Horvat and colleagues emphasized that ChatCPR is not intended to replace human responders. The tool was designed to function as an adjunct across multiple points in the emergency care workflow.

“ChatCPR may support dispatchers by reinforcing standardized, guideline-based instructions and assisting with complex conditional guidance, such as paediatric-specific modifications, analogous to established clinical decision support systems. AI-enabled CPR instructions may similarly support health care professionals, emergency medical services, and other first responders by promoting resuscitation practices that are easily adaptable,” they pointed out.

Next steps in research

In an accompanying editorial, Drs Teva Brender, Sharon Inouye, and Cary Gross, editorial fellow, editor in chief, and associate editor at JAMA Internal Medicine, respectively, noted that the proof-of-concept study pushes “the field forward by demonstrating that an AI tool can deliver high-quality, guideline-concordant CPR instructions in the targeted situation of transcribed 911 calls.” [JAMA Intern Med 2026;doi:10.1001/jamainternmed.2026.1559]

However, Brender, Inouye, and Gross pointed out that an AI CPR instructor should have speech-to-speech functionality and be able to handle multiple languages, ambient noise, and situations with limited connectivity for it to be practical for clinical use.

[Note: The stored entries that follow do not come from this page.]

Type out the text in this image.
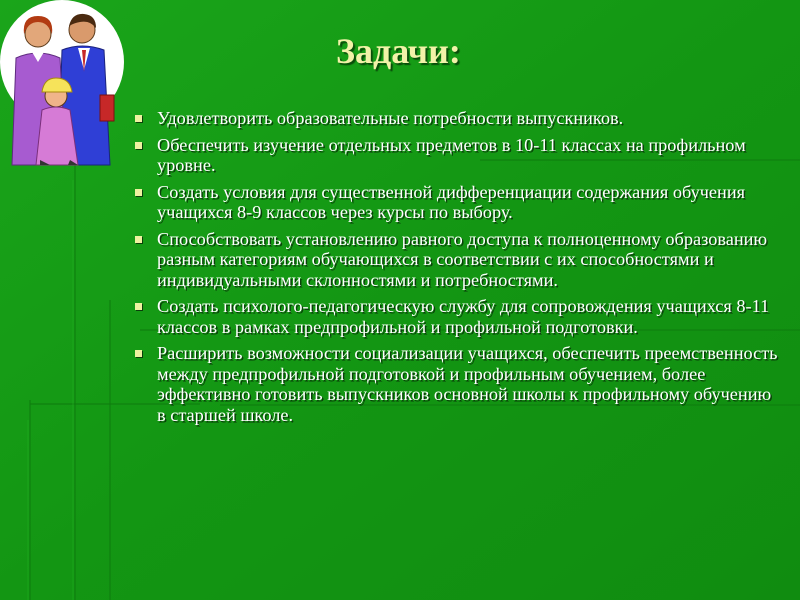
Задачи:
Удовлетворить образовательные потребности выпускников.
Обеспечить изучение отдельных предметов в 10-11 классах на профильном уровне.
Создать условия для существенной дифференциации содержания обучения учащихся 8-9 классов через курсы по выбору.
Способствовать установлению равного доступа к полноценному образованию разным категориям обучающихся в соответствии с их способностями и индивидуальными склонностями и потребностями.
Создать психолого-педагогическую службу для сопровождения учащихся 8-11 классов в рамках предпрофильной и профильной подготовки.
Расширить возможности социализации учащихся, обеспечить преемственность между предпрофильной подготовкой и профильным обучением, более эффективно готовить выпускников основной школы к профильному обучению в старшей школе.
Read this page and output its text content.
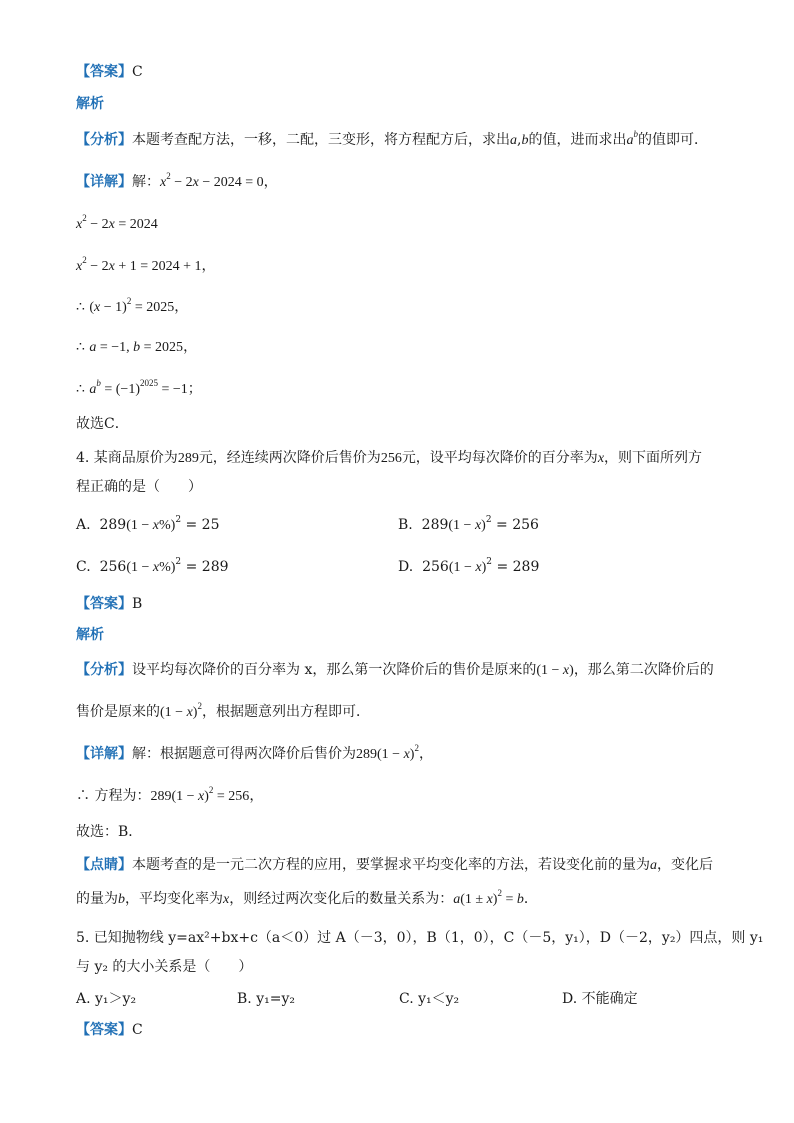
【答案】C
解析
【分析】本题考查配方法，一移，二配，三变形，将方程配方后，求出a,b的值，进而求出$a^b$的值即可．
【详解】解：$x^2 - 2x - 2024 = 0$，
$x^2 - 2x = 2024$
$x^2 - 2x + 1 = 2024 + 1$，
∴ $(x - 1)^2 = 2025$，
∴ a = −1, b = 2025，
∴ $a^b = (-1)^{2025} = -1$；
故选C．
4. 某商品原价为289元，经连续两次降价后售价为256元，设平均每次降价的百分率为x，则下面所列方
程正确的是（　　）
A. $289(1 - x\%)^2 = 25$	B. $289(1 - x)^2 = 256$
C. $256(1 - x\%)^2 = 289$	D. $256(1 - x)^2 = 289$
【答案】B
解析
【分析】设平均每次降价的百分率为 x，那么第一次降价后的售价是原来的(1 − x)，那么第二次降价后的
售价是原来的$(1 - x)^2$，根据题意列出方程即可．
【详解】解：根据题意可得两次降价后售价为$289(1 - x)^2$，
∴ 方程为：$289(1 - x)^2 = 256$，
故选：B．
【点睛】本题考查的是一元二次方程的应用，要掌握求平均变化率的方法，若设变化前的量为a，变化后
的量为b，平均变化率为x，则经过两次变化后的数量关系为：$a(1 \pm x)^2 = b$．
5. 已知抛物线 y=ax²+bx+c（a＜0）过 A（－3，0），B（1，0），C（－5，y₁），D（－2，y₂）四点，则 y₁
与 y₂ 的大小关系是（　　）
A. y₁＞y₂	B. y₁=y₂	C. y₁＜y₂	D. 不能确定
【答案】C
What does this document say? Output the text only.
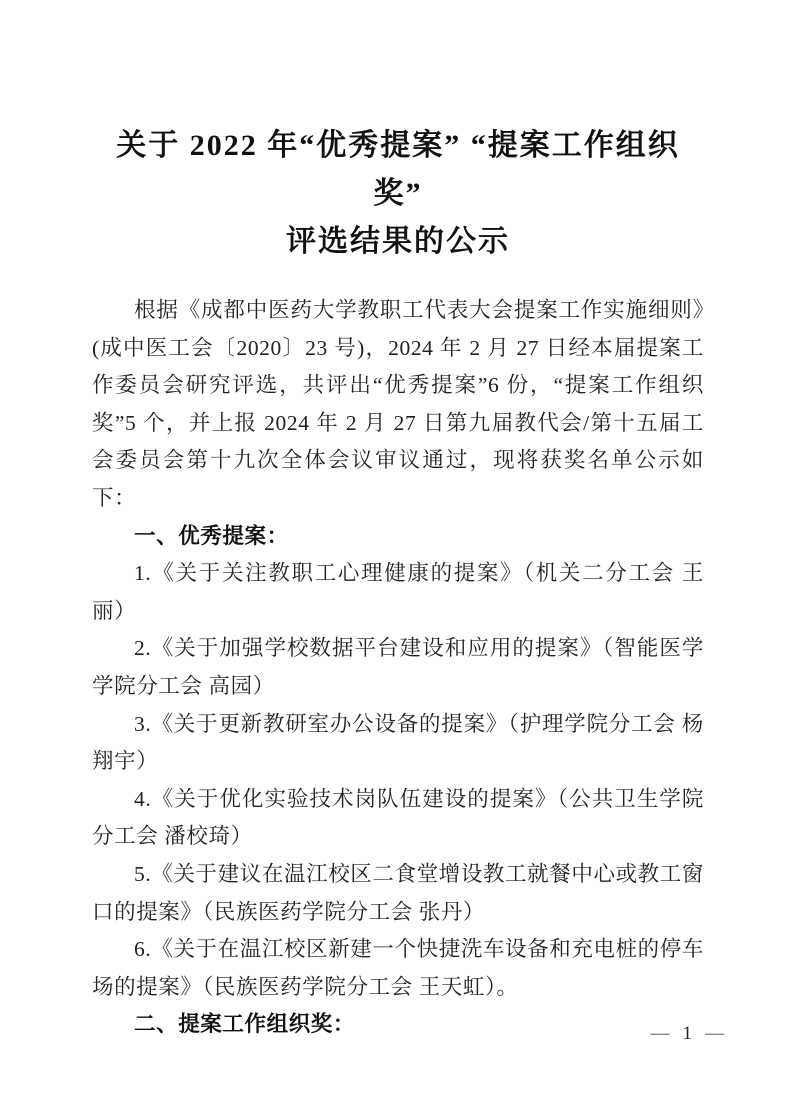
关于 2022 年“优秀提案” “提案工作组织奖”
评选结果的公示

根据《成都中医药大学教职工代表大会提案工作实施细则》(成中医工会〔2020〕23 号)，2024 年 2 月 27 日经本届提案工作委员会研究评选，共评出“优秀提案”6 份，“提案工作组织奖”5 个，并上报 2024 年 2 月 27 日第九届教代会/第十五届工会委员会第十九次全体会议审议通过，现将获奖名单公示如下：

一、优秀提案：

1.《关于关注教职工心理健康的提案》（机关二分工会 王丽）

2.《关于加强学校数据平台建设和应用的提案》（智能医学学院分工会 高园）

3.《关于更新教研室办公设备的提案》（护理学院分工会 杨翔宇）

4.《关于优化实验技术岗队伍建设的提案》（公共卫生学院分工会 潘校琦）

5.《关于建议在温江校区二食堂增设教工就餐中心或教工窗口的提案》（民族医药学院分工会 张丹）

6.《关于在温江校区新建一个快捷洗车设备和充电桩的停车场的提案》（民族医药学院分工会 王天虹）。

二、提案工作组织奖：	— 1 —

In actual clinical care, “use of an AI CPR instructor … should focus on strategies that enhance and augment the role of the emergency dispatcher, the essential ‘human in the loop,’ by helping with performance of routine, structured tasks. This approach would enable dispatchers to provide the highest-quality recommendations for protocolized care, such as CPR, while retaining control over complex decision-making that incorporates contextual understanding, judgment under uncertainty, ethical reasoning, creativity, and flexibility,” they said.